Keith Carradine is A-Number 1's protege who may or may not have what it takes to be "Emperor of the North Pole."
This movie is dripping with testosterone, tobacco juice, and blood; it calls hobos "hoboes" in an opening crawl that seems culled from a MAD MAX movie––
it features an uncredited Lance Henriksen (I think I blinked and missed him) and a young Sid Haig:
and the entire affair is as brutal as a 2x4 thwack to the guts. And that thwack just might be accompanied by some gentle honkytonk piano. Wait a second. Did I just see some street urchins get beaten with a live chicken by Lee Marvin? You bet I did.

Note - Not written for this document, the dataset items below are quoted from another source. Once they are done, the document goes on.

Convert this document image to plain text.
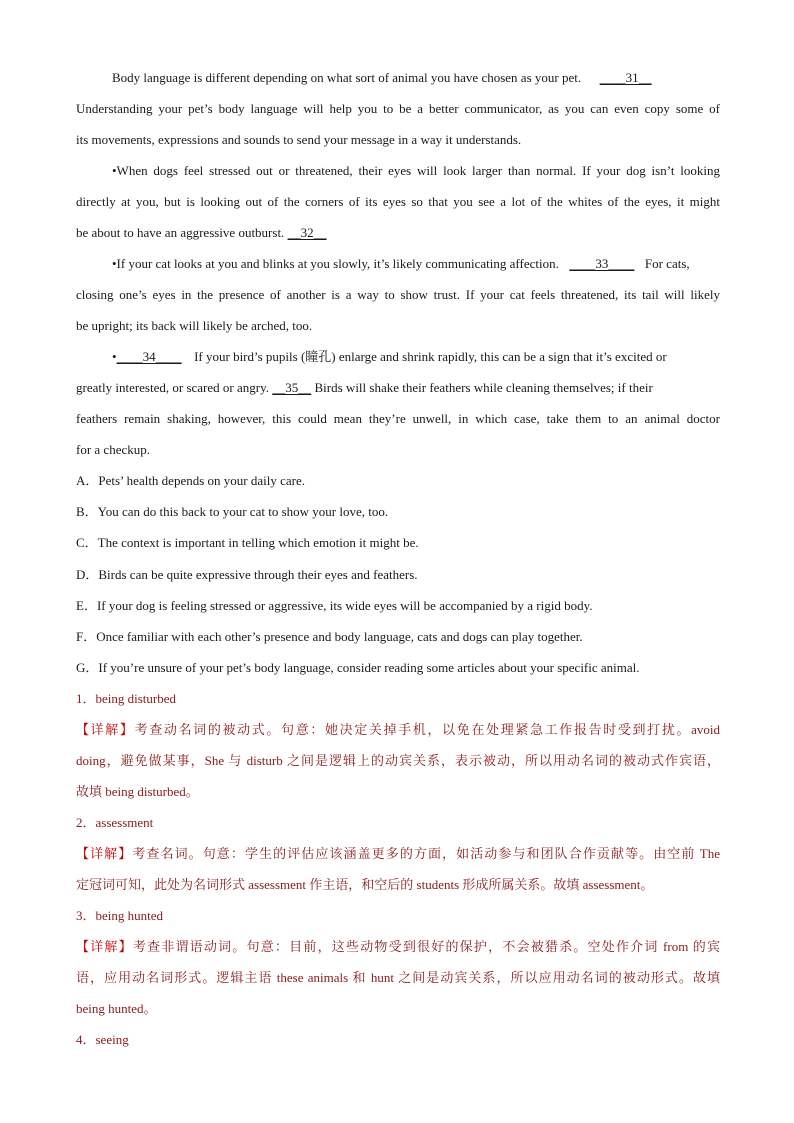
Body language is different depending on what sort of animal you have chosen as your pet. ＿＿31＿
Understanding your pet’s body language will help you to be a better communicator, as you can even copy some of
its movements, expressions and sounds to send your message in a way it understands.
•When dogs feel stressed out or threatened, their eyes will look larger than normal. If your dog isn’t looking
directly at you, but is looking out of the corners of its eyes so that you see a lot of the whites of the eyes, it might
be about to have an aggressive outburst. ＿32＿
•If your cat looks at you and blinks at you slowly, it’s likely communicating affection. ＿＿33＿＿ For cats,
closing one’s eyes in the presence of another is a way to show trust. If your cat feels threatened, its tail will likely
be upright; its back will likely be arched, too.
•＿＿34＿＿ If your bird’s pupils (瞳孔) enlarge and shrink rapidly, this can be a sign that it’s excited or
greatly interested, or scared or angry. ＿35＿ Birds will shake their feathers while cleaning themselves; if their
feathers remain shaking, however, this could mean they’re unwell, in which case, take them to an animal doctor
for a checkup.
A．Pets’ health depends on your daily care.
B．You can do this back to your cat to show your love, too.
C．The context is important in telling which emotion it might be.
D．Birds can be quite expressive through their eyes and feathers.
E．If your dog is feeling stressed or aggressive, its wide eyes will be accompanied by a rigid body.
F．Once familiar with each other’s presence and body language, cats and dogs can play together.
G．If you’re unsure of your pet’s body language, consider reading some articles about your specific animal.
1．being disturbed
【详解】考查动名词的被动式。句意：她决定关掉手机，以免在处理紧急工作报告时受到打扰。avoid
doing，避免做某事，She 与 disturb 之间是逻辑上的动宾关系，表示被动，所以用动名词的被动式作宾语，
故填 being disturbed。
2．assessment
【详解】考查名词。句意：学生的评估应该涵盖更多的方面，如活动参与和团队合作贡献等。由空前 The
定冠词可知，此处为名词形式 assessment 作主语，和空后的 students 形成所属关系。故填 assessment。
3．being hunted
【详解】考查非谓语动词。句意：目前，这些动物受到很好的保护，不会被猎杀。空处作介词 from 的宾
语，应用动名词形式。逻辑主语 these animals 和 hunt 之间是动宾关系，所以应用动名词的被动形式。故填
being hunted。
4．seeing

A statistically insignificant amount of animals and children were harmed in this production.
And wait for the scene where Lee, holding a live, purloined turkey, taunts a cop who asks him what he's doing with the bird.
Lee insists it's his pet dog, who's offended by the comparison to a turkey, and could the officer please...bark...now. The now-terrified policeman quickly complies with some bow-wowing,
and Lee lets loose with a priceless facial expression that can only mean 'You'd better start barking better.'
I feel as if this is the movie that set the 'Sons of Lee Marvin' (a fan club formed by Tom Waits, Nick Cave, Jim Jarmusch, Iggy Pop, Neil Young, John Lurie) into motion. I'd say it's a huge influence on Jarmusch's DEAD MAN, for one.
The whole thing leads up to a merciless conclusion––a no-holds-barred fight between Shack and A-Number 1 that involves hammers, spikes, axes, 2x4s, chains, and the train itself. It's one of the most visceral battles in cinema.
It, and this entire film, are a credit to director Robert Aldrich (WHATEVER HAPPENED TO BABY JANE?, THE DIRTY DOZEN, KISS ME DEADLY)'s ability to merge action and character study; Lee Marvin's sheer, enduring, haggard presence; Ernest Borgnine's twisted, gnarled, vile energy; and the ability of all three to collaborate in a manner where somehow nothing strains your suspension of disbelief. God bless this movie. Five stars.